I’m writing–rapping, rapping at your chamber door?–to let you know of an opportunity this month of Halloween over here at Entropy Reviews: on October 31, we’ll be publishing some of the scariest moments in BOOks. We’d like you to contribute yours!
This can be scary in any sense: shocking, repulsive, indelible, unforgettable, inimitable, horrifying, mortifying, petrifying, provocative…the list could go on and include much more alliteration and half-rhyme. (Perhaps half-rhyme is in itself scary? Perhaps Edgar Allan Poe? Perhaps The Simpsons therein?)
You can interpret this politically (eek, easy enough), metaphysically, epistemologically, ontologically, illogically, absurdly, tragically, comically, tragicomically…you get the idea: You get to choose what scary means to you.
Only stipulation is that it’s got to come from a book and be a single moment. Give us that moment, best you can in summary, or go full-out and recreate it, and then: review the scare. Why’s it so scary? Just what makes it so? Is that what’s stuck with you? Is that a good thing?
Ultimately we’re trying to get at what of books sticks with us in a way we just can’t shake.
For instance, I’ll forever remember Molloy going mad sucking stones by the sea, transferring them from one hand to the other, passing through his mouth, to try to suck them all down evenly, like some weird weather erosion of the gaping maw; or Don Quixote going mad doing cartwheels, pantsless, alone in the woods, while his sidekick watches in horror from a distance; or the titular yellow wallpaper peeling madly back (shout to Charlotte Perkins Gilman, who so does not get enough credit for writing this eternal scare, to say nothing of its historical significance to feminism)…and such, to name a few.
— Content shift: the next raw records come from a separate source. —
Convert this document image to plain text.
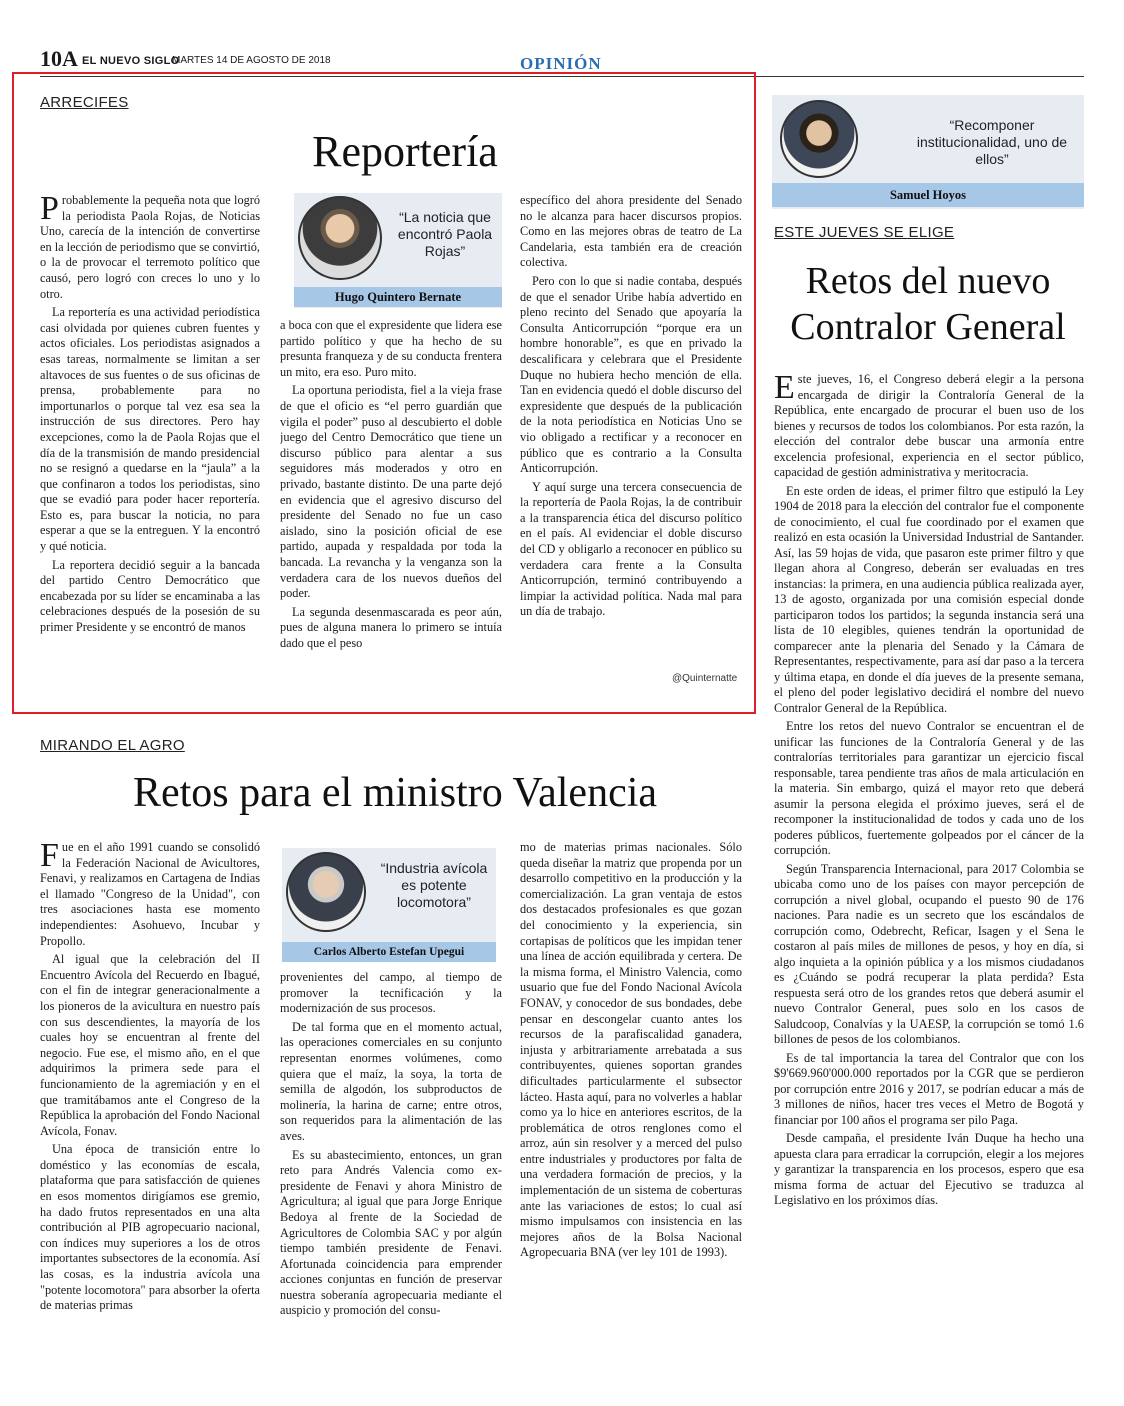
10A EL NUEVO SIGLO
MARTES 14 DE AGOSTO DE 2018	OPINIÓN
ARRECIFES
Reportería

Probablemente la pequeña nota que logró la periodista Paola Rojas, de Noticias Uno, carecía de la intención de convertirse en la lección de periodismo que se convirtió, o la de provocar el terremoto político que causó, pero logró con creces lo uno y lo otro.

La reportería es una actividad periodística casi olvidada por quienes cubren fuentes y actos oficiales. Los periodistas asignados a esas tareas, normalmente se limitan a ser altavoces de sus fuentes o de sus oficinas de prensa, probablemente para no importunarlos o porque tal vez esa sea la instrucción de sus directores. Pero hay excepciones, como la de Paola Rojas que el día de la transmisión de mando presidencial no se resignó a quedarse en la “jaula” a la que confinaron a todos los periodistas, sino que se evadió para poder hacer reportería. Esto es, para buscar la noticia, no para esperar a que se la entreguen. Y la encontró y qué noticia.

La reportera decidió seguir a la bancada del partido Centro Democrático que encabezada por su líder se encaminaba a las celebraciones después de la posesión de su primer Presidente y se encontró de manos

“La noticia que encontró Paola Rojas”
Hugo Quintero Bernate

a boca con que el expresidente que lidera ese partido político y que ha hecho de su presunta franqueza y de su conducta frentera un mito, era eso. Puro mito.

La oportuna periodista, fiel a la vieja frase de que el oficio es “el perro guardián que vigila el poder” puso al descubierto el doble juego del Centro Democrático que tiene un discurso público para alentar a sus seguidores más moderados y otro en privado, bastante distinto. De una parte dejó en evidencia que el agresivo discurso del presidente del Senado no fue un caso aislado, sino la posición oficial de ese partido, aupada y respaldada por toda la bancada. La revancha y la venganza son la verdadera cara de los nuevos dueños del poder.

La segunda desenmascarada es peor aún, pues de alguna manera lo primero se intuía dado que el peso

específico del ahora presidente del Senado no le alcanza para hacer discursos propios. Como en las mejores obras de teatro de La Candelaria, esta también era de creación colectiva.

Pero con lo que si nadie contaba, después de que el senador Uribe había advertido en pleno recinto del Senado que apoyaría la Consulta Anticorrupción “porque era un hombre honorable”, es que en privado la descalificara y celebrara que el Presidente Duque no hubiera hecho mención de ella. Tan en evidencia quedó el doble discurso del expresidente que después de la publicación de la nota periodística en Noticias Uno se vio obligado a rectificar y a reconocer en público que es contrario a la Consulta Anticorrupción.

Y aquí surge una tercera consecuencia de la reportería de Paola Rojas, la de contribuir a la transparencia ética del discurso político en el país. Al evidenciar el doble discurso del CD y obligarlo a reconocer en público su verdadera cara frente a la Consulta Anticorrupción, terminó contribuyendo a limpiar la actividad política. Nada mal para un día de trabajo.

@Quinternatte
MIRANDO EL AGRO
Retos para el ministro Valencia

Fue en el año 1991 cuando se consolidó la Federación Nacional de Avicultores, Fenavi, y realizamos en Cartagena de Indias el llamado "Congreso de la Unidad", con tres asociaciones hasta ese momento independientes: Asohuevo, Incubar y Propollo.

Al igual que la celebración del II Encuentro Avícola del Recuerdo en Ibagué, con el fin de integrar generacionalmente a los pioneros de la avicultura en nuestro país con sus descendientes, la mayoría de los cuales hoy se encuentran al frente del negocio. Fue ese, el mismo año, en el que adquirimos la primera sede para el funcionamiento de la agremiación y en el que tramitábamos ante el Congreso de la República la aprobación del Fondo Nacional Avícola, Fonav.

Una época de transición entre lo doméstico y las economías de escala, plataforma que para satisfacción de quienes en esos momentos dirigíamos ese gremio, ha dado frutos representados en una alta contribución al PIB agropecuario nacional, con índices muy superiores a los de otros importantes subsectores de la economía. Así las cosas, es la industria avícola una "potente locomotora" para absorber la oferta de materias primas

“Industria avícola es potente locomotora”
Carlos Alberto Estefan Upegui

provenientes del campo, al tiempo de promover la tecnificación y la modernización de sus procesos.

De tal forma que en el momento actual, las operaciones comerciales en su conjunto representan enormes volúmenes, como quiera que el maíz, la soya, la torta de semilla de algodón, los subproductos de molinería, la harina de carne; entre otros, son requeridos para la alimentación de las aves.

Es su abastecimiento, entonces, un gran reto para Andrés Valencia como ex-presidente de Fenavi y ahora Ministro de Agricultura; al igual que para Jorge Enrique Bedoya al frente de la Sociedad de Agricultores de Colombia SAC y por algún tiempo también presidente de Fenavi. Afortunada coincidencia para emprender acciones conjuntas en función de preservar nuestra soberanía agropecuaria mediante el auspicio y promoción del consu-

mo de materias primas nacionales. Sólo queda diseñar la matriz que propenda por un desarrollo competitivo en la producción y la comercialización. La gran ventaja de estos dos destacados profesionales es que gozan del conocimiento y la experiencia, sin cortapisas de políticos que les impidan tener una línea de acción equilibrada y certera. De la misma forma, el Ministro Valencia, como usuario que fue del Fondo Nacional Avícola FONAV, y conocedor de sus bondades, debe pensar en descongelar cuanto antes los recursos de la parafiscalidad ganadera, injusta y arbitrariamente arrebatada a sus contribuyentes, quienes soportan grandes dificultades particularmente el subsector lácteo. Hasta aquí, para no volverles a hablar como ya lo hice en anteriores escritos, de la problemática de otros renglones como el arroz, aún sin resolver y a merced del pulso entre industriales y productores por falta de una verdadera formación de precios, y la implementación de un sistema de coberturas ante las variaciones de estos; lo cual así mismo impulsamos con insistencia en las mejores años de la Bolsa Nacional Agropecuaria BNA (ver ley 101 de 1993).

“Recomponer institucionalidad, uno de ellos”
Samuel Hoyos
ESTE JUEVES SE ELIGE
Retos del nuevo Contralor General

Este jueves, 16, el Congreso deberá elegir a la persona encargada de dirigir la Contraloría General de la República, ente encargado de procurar el buen uso de los bienes y recursos de todos los colombianos. Por esta razón, la elección del contralor debe buscar una armonía entre excelencia profesional, experiencia en el sector público, capacidad de gestión administrativa y meritocracia.

En este orden de ideas, el primer filtro que estipuló la Ley 1904 de 2018 para la elección del contralor fue el componente de conocimiento, el cual fue coordinado por el examen que realizó en esta ocasión la Universidad Industrial de Santander. Así, las 59 hojas de vida, que pasaron este primer filtro y que llegan ahora al Congreso, deberán ser evaluadas en tres instancias: la primera, en una audiencia pública realizada ayer, 13 de agosto, organizada por una comisión especial donde participaron todos los partidos; la segunda instancia será una lista de 10 elegibles, quienes tendrán la oportunidad de comparecer ante la plenaria del Senado y la Cámara de Representantes, respectivamente, para así dar paso a la tercera y última etapa, en donde el día jueves de la presente semana, el pleno del poder legislativo decidirá el nombre del nuevo Contralor General de la República.

Entre los retos del nuevo Contralor se encuentran el de unificar las funciones de la Contraloría General y de las contralorías territoriales para garantizar un ejercicio fiscal responsable, tarea pendiente tras años de mala articulación en la materia. Sin embargo, quizá el mayor reto que deberá asumir la persona elegida el próximo jueves, será el de recomponer la institucionalidad de todos y cada uno de los poderes públicos, fuertemente golpeados por el cáncer de la corrupción.

Según Transparencia Internacional, para 2017 Colombia se ubicaba como uno de los países con mayor percepción de corrupción a nivel global, ocupando el puesto 90 de 176 naciones. Para nadie es un secreto que los escándalos de corrupción como, Odebrecht, Reficar, Isagen y el Sena le costaron al país miles de millones de pesos, y hoy en día, si algo inquieta a la opinión pública y a los mismos ciudadanos es ¿Cuándo se podrá recuperar la plata perdida? Esta respuesta será otro de los grandes retos que deberá asumir el nuevo Contralor General, pues solo en los casos de Saludcoop, Conalvías y la UAESP, la corrupción se tomó 1.6 billones de pesos de los colombianos.

Es de tal importancia la tarea del Contralor que con los $9'669.960'000.000 reportados por la CGR que se perdieron por corrupción entre 2016 y 2017, se podrían educar a más de 3 millones de niños, hacer tres veces el Metro de Bogotá y financiar por 100 años el programa ser pilo Paga.

Desde campaña, el presidente Iván Duque ha hecho una apuesta clara para erradicar la corrupción, elegir a los mejores y garantizar la transparencia en los procesos, espero que esa misma forma de actuar del Ejecutivo se traduzca al Legislativo en los próximos días.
Come to think of it, my scary seems madness. (And then there was that one time I took Robert Macfarlane’s The Old Ways with me to Chanctonbury Ring, a haunted beech tree copse on the south-east coast of England, and at night alone in my tent heard what he heard in the wind-whipped treetops.)
Now you think on it, have some fun with it–until you don’t, and the lights go out, and there’s nothing but the glow of your computer screen in the dark. Oh wait, that’s just what we call writing.